4. I due motivi possono trattarsi congiuntamente in quanto giuridicamente e logicamente connessi; essi sono infondati.

Premesso che l’accertamento nei confronti della società S.S. Srl è divenuto nelle more definitivo (essendo stato rigettato il ricorso per cassazione proposto dalla società, con sentenza n. 16635/2018), la decisione della CTR, anche in parte qua, è conforme alla granitica giurisprudenza di legittimità.

In tema di accertamento delle imposte sui redditi nel caso di società di capitali che presenti una ristretta base partecipativa, è legittima la presunzione (semplice) di attribuzione ai soci partecipanti alla società degli eventuali utili extracontabili accertati, rimanendo salva la facoltà per il contribuente di offrire la prova del fatto che i maggiori ricavi non siano stati oggetto di distribuzione, ma siano stati, invece, accantonati dalla società, ovvero da essa reinvestiti, non essendo comunque a tal fine sufficiente la mera deduzione che l’esercizio sociale ufficiale si sia concluso con perdite contabili (ex multis, Cass. 22/11/2017, n. 27778; da ultimo, Cass. 06/06/2024, n. 15895/2024).

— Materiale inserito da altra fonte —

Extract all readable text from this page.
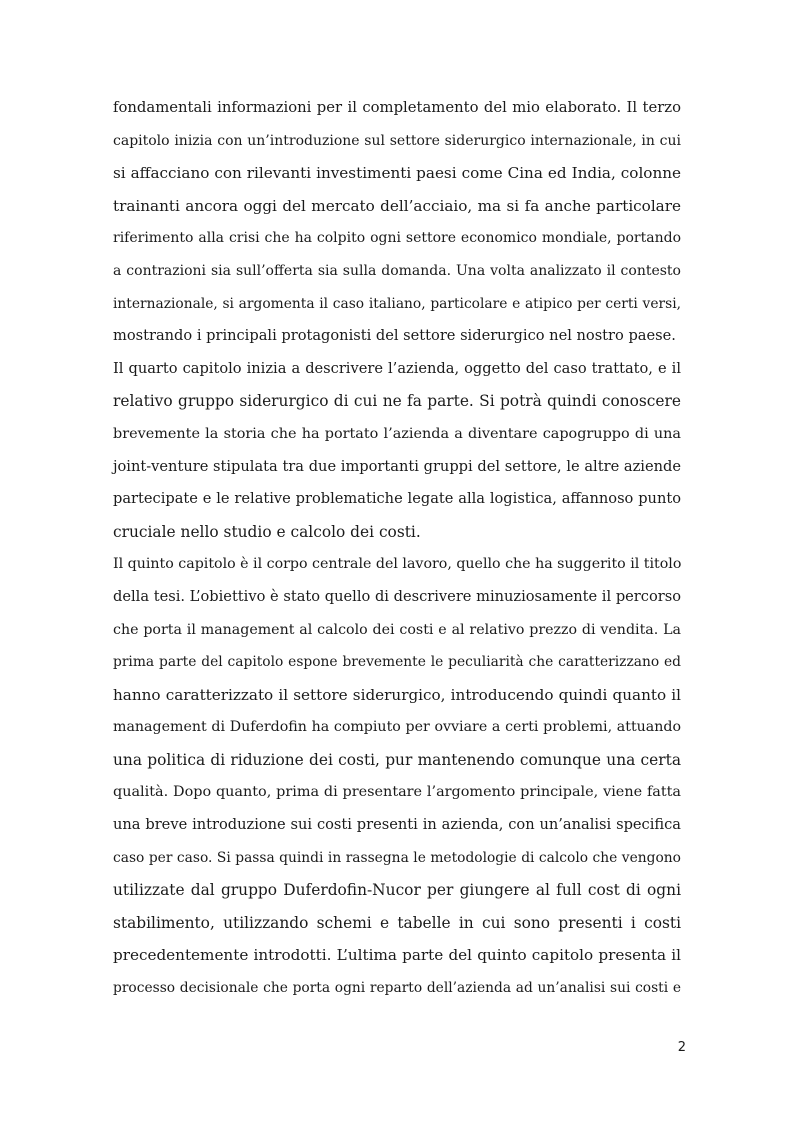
fondamentali informazioni per il completamento del mio elaborato. Il terzo
capitolo inizia con un’introduzione sul settore siderurgico internazionale, in cui
si affacciano con rilevanti investimenti paesi come Cina ed India, colonne
trainanti ancora oggi del mercato dell’acciaio, ma si fa anche particolare
riferimento alla crisi che ha colpito ogni settore economico mondiale, portando
a contrazioni sia sull’offerta sia sulla domanda. Una volta analizzato il contesto
internazionale, si argomenta il caso italiano, particolare e atipico per certi versi,
mostrando i principali protagonisti del settore siderurgico nel nostro paese.
Il quarto capitolo inizia a descrivere l’azienda, oggetto del caso trattato, e il
relativo gruppo siderurgico di cui ne fa parte. Si potrà quindi conoscere
brevemente la storia che ha portato l’azienda a diventare capogruppo di una
joint-venture stipulata tra due importanti gruppi del settore, le altre aziende
partecipate e le relative problematiche legate alla logistica, affannoso punto
cruciale nello studio e calcolo dei costi.
Il quinto capitolo è il corpo centrale del lavoro, quello che ha suggerito il titolo
della tesi. L’obiettivo è stato quello di descrivere minuziosamente il percorso
che porta il management al calcolo dei costi e al relativo prezzo di vendita. La
prima parte del capitolo espone brevemente le peculiarità che caratterizzano ed
hanno caratterizzato il settore siderurgico, introducendo quindi quanto il
management di Duferdofin ha compiuto per ovviare a certi problemi, attuando
una politica di riduzione dei costi, pur mantenendo comunque una certa
qualità. Dopo quanto, prima di presentare l’argomento principale, viene fatta
una breve introduzione sui costi presenti in azienda, con un’analisi specifica
caso per caso. Si passa quindi in rassegna le metodologie di calcolo che vengono
utilizzate dal gruppo Duferdofin-Nucor per giungere al full cost di ogni
stabilimento, utilizzando schemi e tabelle in cui sono presenti i costi
precedentemente introdotti. L’ultima parte del quinto capitolo presenta il
processo decisionale che porta ogni reparto dell’azienda ad un’analisi sui costi e
2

Ciò vale anche nelle ipotesi di assenza di rapporti di parentela, in quanto la ristrettezza della base sociale implica di per sé un elevato grado di compartecipazione dei soci, e dunque la conoscenza degli affari sociali e la consapevolezza dell’esistenza di utile extrabilancio, consentendo di riconoscere sussistenti, ai fini della prova presuntiva, i requisiti richiesti dall’art. 2729 cod. civ.

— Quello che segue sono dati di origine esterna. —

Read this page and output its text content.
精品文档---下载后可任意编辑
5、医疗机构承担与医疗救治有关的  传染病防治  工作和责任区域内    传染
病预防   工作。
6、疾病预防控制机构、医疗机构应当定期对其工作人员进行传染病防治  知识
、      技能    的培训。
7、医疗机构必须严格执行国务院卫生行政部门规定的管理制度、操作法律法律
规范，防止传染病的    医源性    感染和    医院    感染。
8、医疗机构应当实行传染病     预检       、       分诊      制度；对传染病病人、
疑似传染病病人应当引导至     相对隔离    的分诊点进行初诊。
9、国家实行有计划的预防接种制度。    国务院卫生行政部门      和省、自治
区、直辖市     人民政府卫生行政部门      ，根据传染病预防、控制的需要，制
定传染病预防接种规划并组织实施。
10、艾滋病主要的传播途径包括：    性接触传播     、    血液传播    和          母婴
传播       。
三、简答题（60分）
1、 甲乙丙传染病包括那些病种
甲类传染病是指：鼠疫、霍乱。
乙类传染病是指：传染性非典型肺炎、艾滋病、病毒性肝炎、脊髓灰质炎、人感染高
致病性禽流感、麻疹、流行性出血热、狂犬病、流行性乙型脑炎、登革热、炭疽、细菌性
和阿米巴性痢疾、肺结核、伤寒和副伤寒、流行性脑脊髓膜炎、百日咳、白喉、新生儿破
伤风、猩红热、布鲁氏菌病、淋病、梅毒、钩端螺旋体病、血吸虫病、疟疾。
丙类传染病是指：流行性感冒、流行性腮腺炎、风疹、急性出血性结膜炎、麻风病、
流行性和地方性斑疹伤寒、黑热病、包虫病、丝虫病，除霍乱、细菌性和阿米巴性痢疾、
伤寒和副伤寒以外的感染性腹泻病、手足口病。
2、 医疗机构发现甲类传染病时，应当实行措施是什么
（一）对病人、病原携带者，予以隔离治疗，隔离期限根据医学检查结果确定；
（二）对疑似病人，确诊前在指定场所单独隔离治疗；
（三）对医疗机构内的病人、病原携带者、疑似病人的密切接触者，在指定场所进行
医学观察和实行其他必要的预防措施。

Tale meccanismo probatorio non si pone in contrasto con il divieto di presunzione di secondo grado, in quanto il fatto noto non è dato dalla sussistenza di maggiori redditi accertati induttivamente nei confronti della società, bensì dalla ristrettezza dell’assetto societario, che implica un vincolo di solidarietà e di reciproco controllo dei soci nella gestione sociale, con la conseguenza che, una volta ritenuta operante detta presunzione, spetta poi al contribuente fornire la prova contraria (Cass. 24/01/2019, n. 1947).

La detta presunzione, in altri termini, non va corroborata da altri elementi indiziari; in particolare non occorre che l’accertamento emesso nei confronti dei soci risulti fondato anche su elementi di riscontro tesi a verificare, attraverso l’analisi delle loro movimentazioni bancarie, l’intervenuto acquisto di beni di particolare valore, non giustificabili sulla base dei redditi dichiarati (Cass. 11/08/2020, n. 16913).

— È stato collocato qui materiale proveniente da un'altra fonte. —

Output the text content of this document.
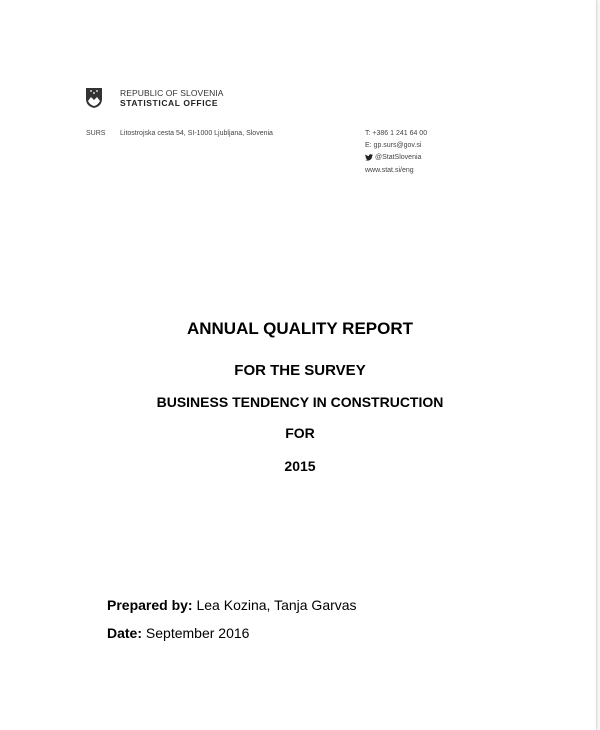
REPUBLIC OF SLOVENIA
STATISTICAL OFFICE
SURS Litostrojska cesta 54, SI-1000 Ljubljana, Slovenia	T: +386 1 241 64 00
E: gp.surs@gov.si
@StatSlovenia
www.stat.si/eng
ANNUAL QUALITY REPORT
FOR THE SURVEY
BUSINESS TENDENCY IN CONSTRUCTION
FOR
2015
Prepared by: Lea Kozina, Tanja Garvas
Date: September 2016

5. Il ricorso va, in definitiva, rigettato.

Le spese di lite seguono la soccombenza e si liquidano come da dispositivo.

Sussistono, infine, i presupposti, ai sensi dell’articolo 13 comma 1quater del D.P.R. n. 115/2002, per il versamento, da parte della ricorrente, dell’ulteriore importo a titolo di contributo unificato pari a quello previsto per il ricorso a norma del comma 1bis del citato art. 13, se dovuto.

P.Q.M.

Rigetta il ricorso.

Condanna la ricorrente al pagamento, in favore dell’Agenzia delle Entrate, in persona del Direttore pro tempore, delle spese processuali del giudizio di legittimità, che liquida in Euro 3.500,00, oltre spese prenotate a debito.

Dà atto della sussistenza dei presupposti, ai sensi dell’articolo 13 comma 1quater del D.P.R. n. 115/2002, per il versamento, da parte della ricorrente, dell’ulteriore importo a titolo di contributo unificato pari a quello previsto per il ricorso a norma del comma 1-bis del citato art. 13, se dovuto.